According to Gale Brewer, the councilwoman representing the Upper West Side, Ms. Alpert is one of a growing number of parents who have complained that a recent increase in grandstand seating along the parade route has spoiled their Thanksgiving Day outings.
Although Macy’s has been putting up bleachers between West 77th and 72nd Streets since 1945, recent years have seen a new crop of bleachers, erected partly by Macy’s and partly by the city, on the east side of Central Park West between 72nd and 66th Streets. In order to cross to that side, you need a ticket.
Aggravating the problem, residents say, is that the crowds on the west side of the street have been much deeper in recent years than in the past, perhaps because the bleachers take up space previously filled with paradegoers.
Many bleacher tickets are reserved for employees and guests of Macy’s. They’re not for sale. Orlando Veras, a spokesman for Macy’s, said that the company’s employees deserved a good view. “Over 5,000 Macy’s employees give up their holiday to put on the show for New Yorkers and the nation,” Mr. Veras said.

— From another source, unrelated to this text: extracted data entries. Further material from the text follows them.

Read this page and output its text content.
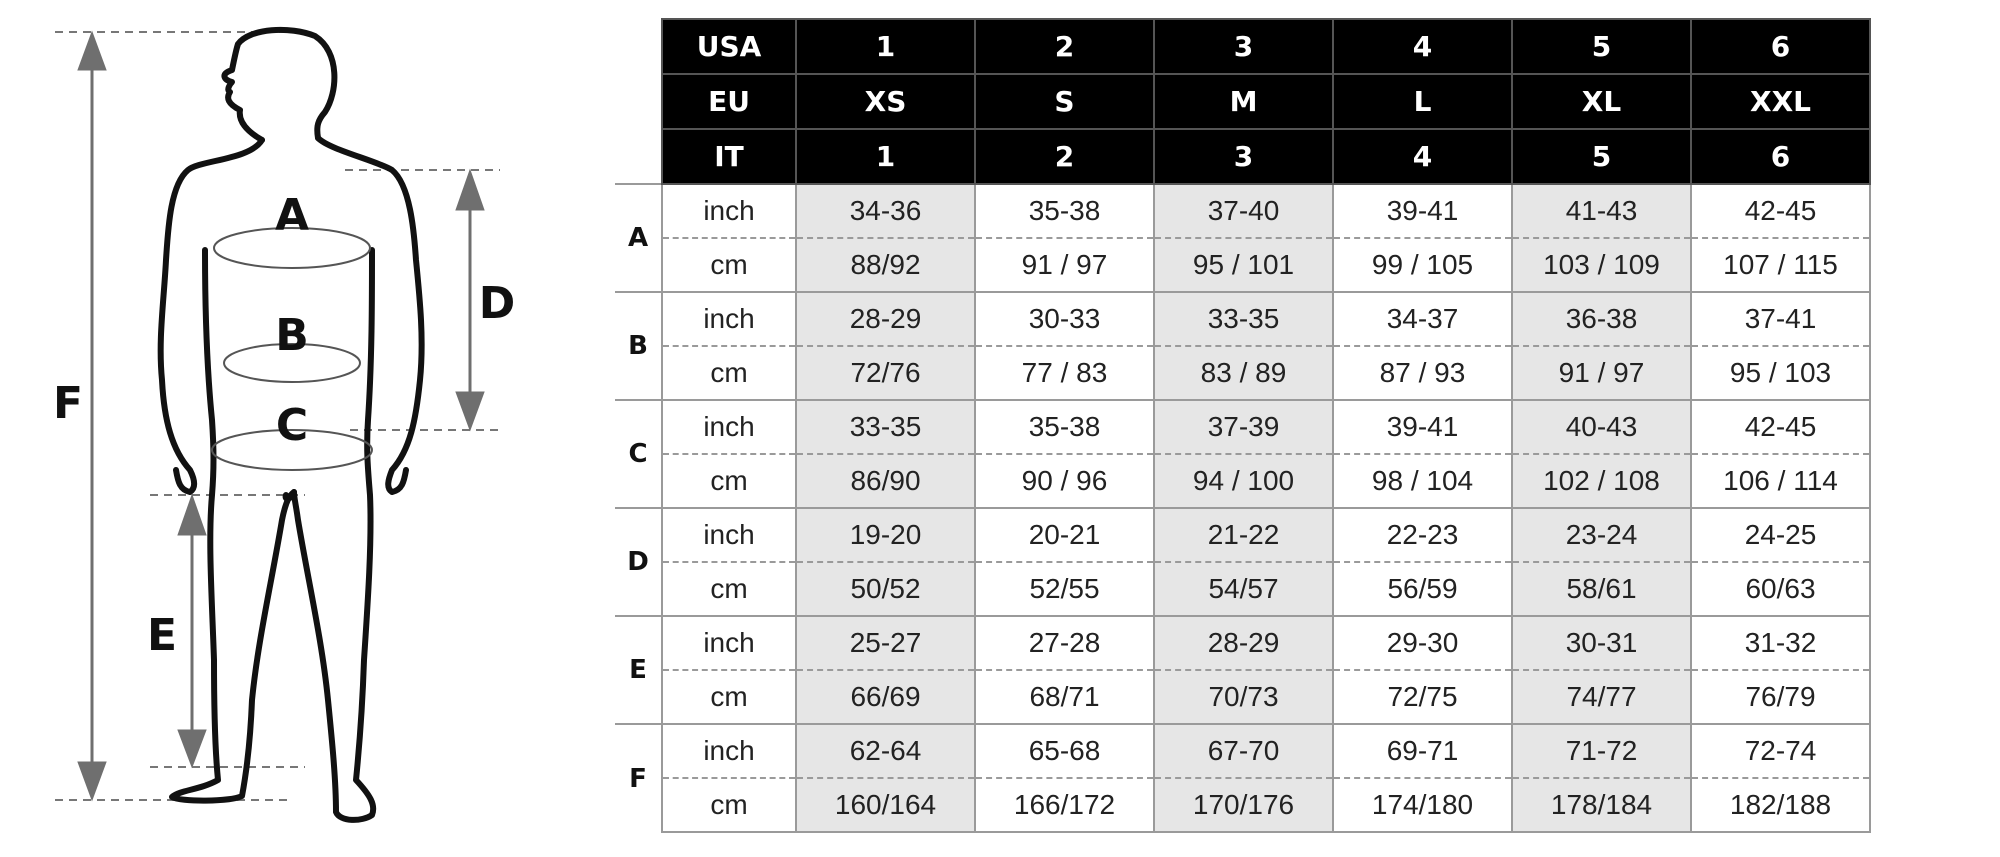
A
B
C
D
E
F
	USA	1	2	3	4	5	6
	EU	XS	S	M	L	XL	XXL
	IT	1	2	3	4	5	6
A	inch	34-36	35-38	37-40	39-41	41-43	42-45
	cm	88/92	91 / 97	95 / 101	99 / 105	103 / 109	107 / 115
B	inch	28-29	30-33	33-35	34-37	36-38	37-41
	cm	72/76	77 / 83	83 / 89	87 / 93	91 / 97	95 / 103
C	inch	33-35	35-38	37-39	39-41	40-43	42-45
	cm	86/90	90 / 96	94 / 100	98 / 104	102 / 108	106 / 114
D	inch	19-20	20-21	21-22	22-23	23-24	24-25
	cm	50/52	52/55	54/57	56/59	58/61	60/63
E	inch	25-27	27-28	28-29	29-30	30-31	31-32
	cm	66/69	68/71	70/73	72/75	74/77	76/79
F	inch	62-64	65-68	67-70	69-71	71-72	72-74
	cm	160/164	166/172	170/176	174/180	178/184	182/188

The general public, he added, can view the procession “not only from street level, but also from rooftops, balconies, windows and office buildings.”
For many Upper West Side residents, however, the idea of climbing onto a rooftop to watch the floats roll by a dozen stories below is decidedly unappealing. The east side of Central Park West is not just an ideal place from which to view the parade, they say; like the rest of the neighborhood, it’s home.
Jesse Bodine, a spokesman for Ms. Brewer’s office, referred to the street as “our backyard.” He said, “We want to be able to play.”
Sarah Worthington, a resident of West 72nd Street, is among those who blame the bleachers for destroying a cherished family tradition. For years, Ms. Worthington and her two children watched the parade from their favorite spot on the east side of Central Park West, by 68th Street. “When we were waiting for the parade to start, they could go use the playground and all that good stuff,” she said.
Not anymore. “It’s sort of a bummer,” she said.